Dragonfly is slated to operate during the Titan day and remain on the ground at night, with each lasting approximately 8 Earth days or 192 hours. It is currently hypothesized that Dragonfly will be capable of flying up to 16 kilometers (10 miles) on a single battery charge, with its batteries consisting of a Multi-Mission Radioisotope Thermoelectric Generator (MMRTG) that will charge during the night. MMRTGs have a successful history on space missions, as they are currently used to power NASA’s Curiosity and Perseverance rovers on Mars. But how will Dragonfly contribute to or refute this study’s findings?

Dr. Pearce tells Universe Today, “Given that there are tons of organic haze on Titan, we could expect that the surface contains preserved organic haze particles rich in life’s building blocks. Dragonfly will contain a mass spectrometer and will be able to characterize the building blocks of life in these particles to potentially validate our laboratory studies.”

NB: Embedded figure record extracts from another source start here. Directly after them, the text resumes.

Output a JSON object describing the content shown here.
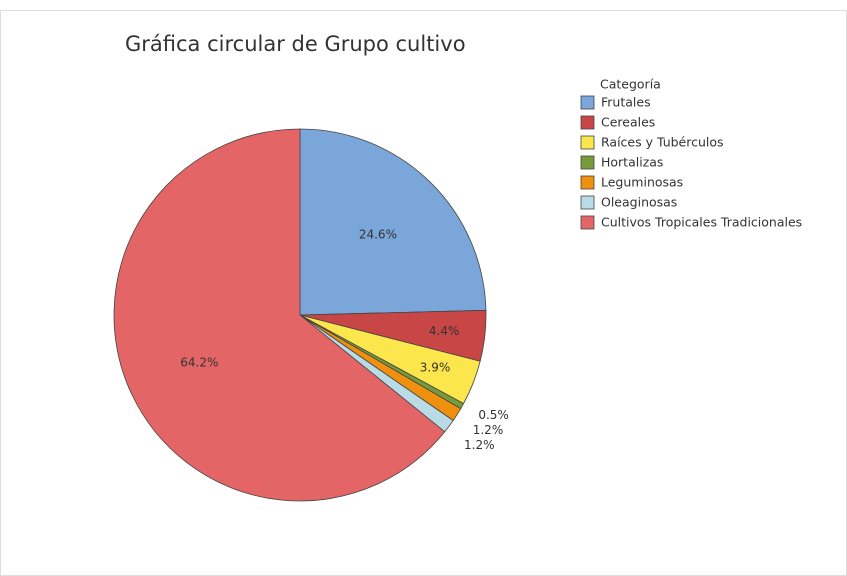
{
  "chart_data": {
    "type": "pie",
    "title": "Gráfica circular de Grupo cultivo",
    "legend_title": "Categoría",
    "categories": [
      "Frutales",
      "Cereales",
      "Raíces y Tubérculos",
      "Hortalizas",
      "Leguminosas",
      "Oleaginosas",
      "Cultivos Tropicales Tradicionales"
    ],
    "values": [
      24.6,
      4.4,
      3.9,
      0.5,
      1.2,
      1.2,
      64.2
    ],
    "value_labels": [
      "24.6%",
      "4.4%",
      "3.9%",
      "0.5%",
      "1.2%",
      "1.2%",
      "64.2%"
    ],
    "colors": [
      "#7ba6d9",
      "#c94646",
      "#fbe64b",
      "#789a3a",
      "#f0900f",
      "#b9dbe6",
      "#e46565"
    ],
    "legend": "right"
  }
}
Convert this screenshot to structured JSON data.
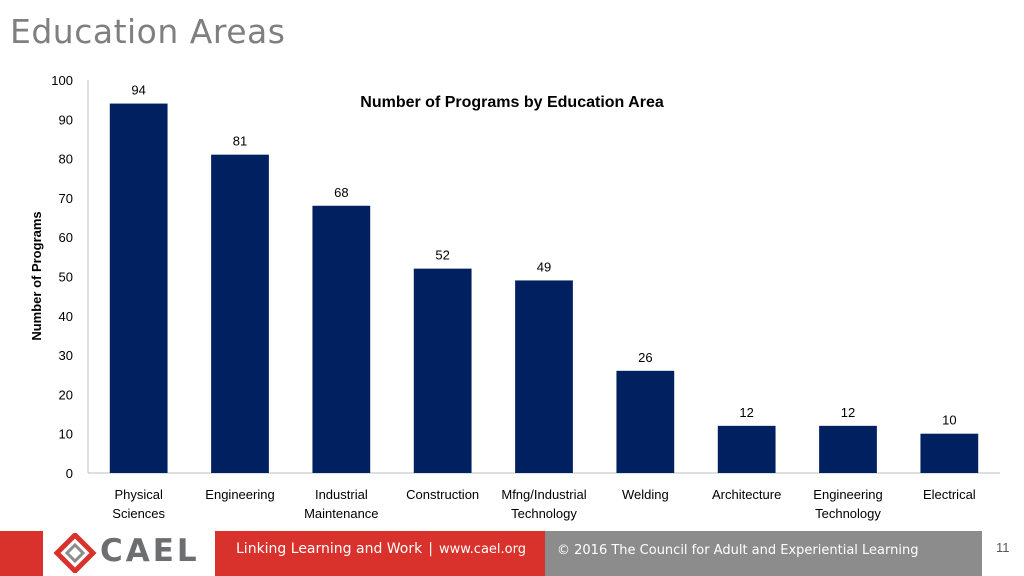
{
  "slide": {
    "title": "Education Areas",
    "page_number": "11"
  },
  "footer": {
    "logo_text": "CAEL",
    "tagline": "Linking Learning and Work",
    "separator": "|",
    "url": "www.cael.org",
    "copyright": "© 2016 The Council for Adult and Experiential Learning"
  },
  "colors": {
    "bar": "#002060",
    "brand_red": "#d9312b",
    "footer_grey": "#8c8c8c",
    "title_grey": "#7f7f7f"
  },
  "chart_data": {
    "type": "bar",
    "title": "Number of Programs by Education Area",
    "ylabel": "Number of Programs",
    "xlabel": "",
    "ylim": [
      0,
      100
    ],
    "yticks": [
      0,
      10,
      20,
      30,
      40,
      50,
      60,
      70,
      80,
      90,
      100
    ],
    "categories": [
      [
        "Physical",
        "Sciences"
      ],
      [
        "Engineering"
      ],
      [
        "Industrial",
        "Maintenance"
      ],
      [
        "Construction"
      ],
      [
        "Mfng/Industrial",
        "Technology"
      ],
      [
        "Welding"
      ],
      [
        "Architecture"
      ],
      [
        "Engineering",
        "Technology"
      ],
      [
        "Electrical"
      ]
    ],
    "values": [
      94,
      81,
      68,
      52,
      49,
      26,
      12,
      12,
      10
    ],
    "data_labels": true,
    "grid": false,
    "legend": "none"
  }
}
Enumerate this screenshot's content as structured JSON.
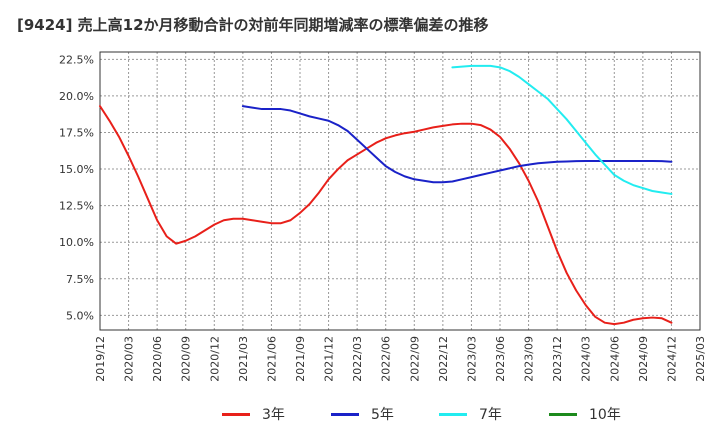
{
  "title": "[9424]  売上高12か月移動合計の対前年同期増減率の標準偏差の推移",
  "chart_data": {
    "type": "line",
    "xlabel": "",
    "ylabel": "",
    "ylim": [
      4.0,
      23.0
    ],
    "y_ticks": [
      5.0,
      7.5,
      10.0,
      12.5,
      15.0,
      17.5,
      20.0,
      22.5
    ],
    "y_tick_labels": [
      "5.0%",
      "7.5%",
      "10.0%",
      "12.5%",
      "15.0%",
      "17.5%",
      "20.0%",
      "22.5%"
    ],
    "x_tick_labels": [
      "2019/12",
      "2020/03",
      "2020/06",
      "2020/09",
      "2020/12",
      "2021/03",
      "2021/06",
      "2021/09",
      "2021/12",
      "2022/03",
      "2022/06",
      "2022/09",
      "2022/12",
      "2023/03",
      "2023/06",
      "2023/09",
      "2023/12",
      "2024/03",
      "2024/06",
      "2024/09",
      "2024/12",
      "2025/03"
    ],
    "grid": true,
    "legend_position": "bottom",
    "series": [
      {
        "name": "3年",
        "color": "#e8201a",
        "x": [
          "2019/12",
          "2020/01",
          "2020/02",
          "2020/03",
          "2020/04",
          "2020/05",
          "2020/06",
          "2020/07",
          "2020/08",
          "2020/09",
          "2020/10",
          "2020/11",
          "2020/12",
          "2021/01",
          "2021/02",
          "2021/03",
          "2021/04",
          "2021/05",
          "2021/06",
          "2021/07",
          "2021/08",
          "2021/09",
          "2021/10",
          "2021/11",
          "2021/12",
          "2022/01",
          "2022/02",
          "2022/03",
          "2022/04",
          "2022/05",
          "2022/06",
          "2022/07",
          "2022/08",
          "2022/09",
          "2022/10",
          "2022/11",
          "2022/12",
          "2023/01",
          "2023/02",
          "2023/03",
          "2023/04",
          "2023/05",
          "2023/06",
          "2023/07",
          "2023/08",
          "2023/09",
          "2023/10",
          "2023/11",
          "2023/12",
          "2024/01",
          "2024/02",
          "2024/03",
          "2024/04",
          "2024/05",
          "2024/06",
          "2024/07",
          "2024/08",
          "2024/09",
          "2024/10",
          "2024/11",
          "2024/12"
        ],
        "values": [
          19.3,
          18.3,
          17.2,
          15.9,
          14.5,
          13.0,
          11.5,
          10.4,
          9.9,
          10.1,
          10.4,
          10.8,
          11.2,
          11.5,
          11.6,
          11.6,
          11.5,
          11.4,
          11.3,
          11.3,
          11.5,
          12.0,
          12.6,
          13.4,
          14.3,
          15.0,
          15.6,
          16.0,
          16.4,
          16.8,
          17.1,
          17.3,
          17.45,
          17.55,
          17.7,
          17.85,
          17.95,
          18.05,
          18.1,
          18.1,
          18.0,
          17.7,
          17.2,
          16.4,
          15.4,
          14.2,
          12.8,
          11.1,
          9.4,
          7.9,
          6.7,
          5.7,
          4.9,
          4.5,
          4.4,
          4.5,
          4.7,
          4.8,
          4.85,
          4.8,
          4.5
        ]
      },
      {
        "name": "5年",
        "color": "#1a22c8",
        "x": [
          "2021/03",
          "2021/04",
          "2021/05",
          "2021/06",
          "2021/07",
          "2021/08",
          "2021/09",
          "2021/10",
          "2021/11",
          "2021/12",
          "2022/01",
          "2022/02",
          "2022/03",
          "2022/04",
          "2022/05",
          "2022/06",
          "2022/07",
          "2022/08",
          "2022/09",
          "2022/10",
          "2022/11",
          "2022/12",
          "2023/01",
          "2023/02",
          "2023/03",
          "2023/04",
          "2023/05",
          "2023/06",
          "2023/07",
          "2023/08",
          "2023/09",
          "2023/10",
          "2023/11",
          "2023/12",
          "2024/01",
          "2024/02",
          "2024/03",
          "2024/04",
          "2024/05",
          "2024/06",
          "2024/07",
          "2024/08",
          "2024/09",
          "2024/10",
          "2024/11",
          "2024/12"
        ],
        "values": [
          19.3,
          19.2,
          19.1,
          19.1,
          19.1,
          19.0,
          18.8,
          18.6,
          18.45,
          18.3,
          18.0,
          17.6,
          17.0,
          16.4,
          15.8,
          15.2,
          14.8,
          14.5,
          14.3,
          14.2,
          14.1,
          14.1,
          14.15,
          14.3,
          14.45,
          14.6,
          14.75,
          14.9,
          15.05,
          15.2,
          15.3,
          15.4,
          15.45,
          15.5,
          15.52,
          15.54,
          15.55,
          15.55,
          15.55,
          15.55,
          15.55,
          15.55,
          15.55,
          15.55,
          15.54,
          15.5
        ]
      },
      {
        "name": "7年",
        "color": "#22ecf0",
        "x": [
          "2023/01",
          "2023/02",
          "2023/03",
          "2023/04",
          "2023/05",
          "2023/06",
          "2023/07",
          "2023/08",
          "2023/09",
          "2023/10",
          "2023/11",
          "2023/12",
          "2024/01",
          "2024/02",
          "2024/03",
          "2024/04",
          "2024/05",
          "2024/06",
          "2024/07",
          "2024/08",
          "2024/09",
          "2024/10",
          "2024/11",
          "2024/12"
        ],
        "values": [
          21.95,
          22.0,
          22.05,
          22.05,
          22.05,
          21.95,
          21.7,
          21.3,
          20.8,
          20.3,
          19.8,
          19.1,
          18.4,
          17.6,
          16.8,
          16.0,
          15.3,
          14.6,
          14.2,
          13.9,
          13.7,
          13.5,
          13.4,
          13.3
        ]
      },
      {
        "name": "10年",
        "color": "#1c8a1c",
        "x": [],
        "values": []
      }
    ]
  }
}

Titan has a rich history of exploration, as numerous spacecraft over several decades have allowed us to gain greater insights into this mysterious world, which is not only the second-largest moon in the entire solar system but the only moon with a thick atmosphere. While the cameras onboard NASA’s Pioneer 11, Voyager 1, and Voyager 2 spacecraft were unable to image Titan’s surface due to the moon’s thick and hazy atmosphere, NASA’s Cassini spacecraft successfully used its infrared cameras to image Titan’s surface for the first time. It was these images that confirmed previous hypotheses that Titan possessed lakes of liquid methane and ethane that can only exist in extremely cold temperatures, with Titan’s surface temperature being minus 179 degrees Celsius (minus 290 degrees Fahrenheit).

Cassini carried with it the European Space Agency’s Huygens probe, which detached from the orbiting spacecraft and landed on Titan’s surface, sending back surface features of rounded rocks that could have only formed under liquid conditions. But, given that Titan could resemble an early Earth with its methane atmosphere and liquid lakes, will we find life on Titan?

“The only habitable environment on Titan is deep in the subsurface, which is not easy to get to without a drill or a geyser spewing stuff onto the surface,” Dr. Pearce tells Universe Today. “Thus, I’m not sure we will even be looking in the best places for decades beyond Dragonfly. It is also hard for me to imagine an origin of life on Titan, given that our current best hypotheses involve wet-dry cycles of ponds that would not be available on -180 C Titan. However, if I have learned anything from science in the past decade, it’s that we are often proven wrong by new findings, and I absolutely welcome it! It’s always better to look, just in case!”

How will this recent study contribute to finding life on Titan, and what will Dragonfly teach us about Titan’s habitability in the coming years and decades? Only time will tell, and this is why we science!

As always, keep doing science & keep looking up!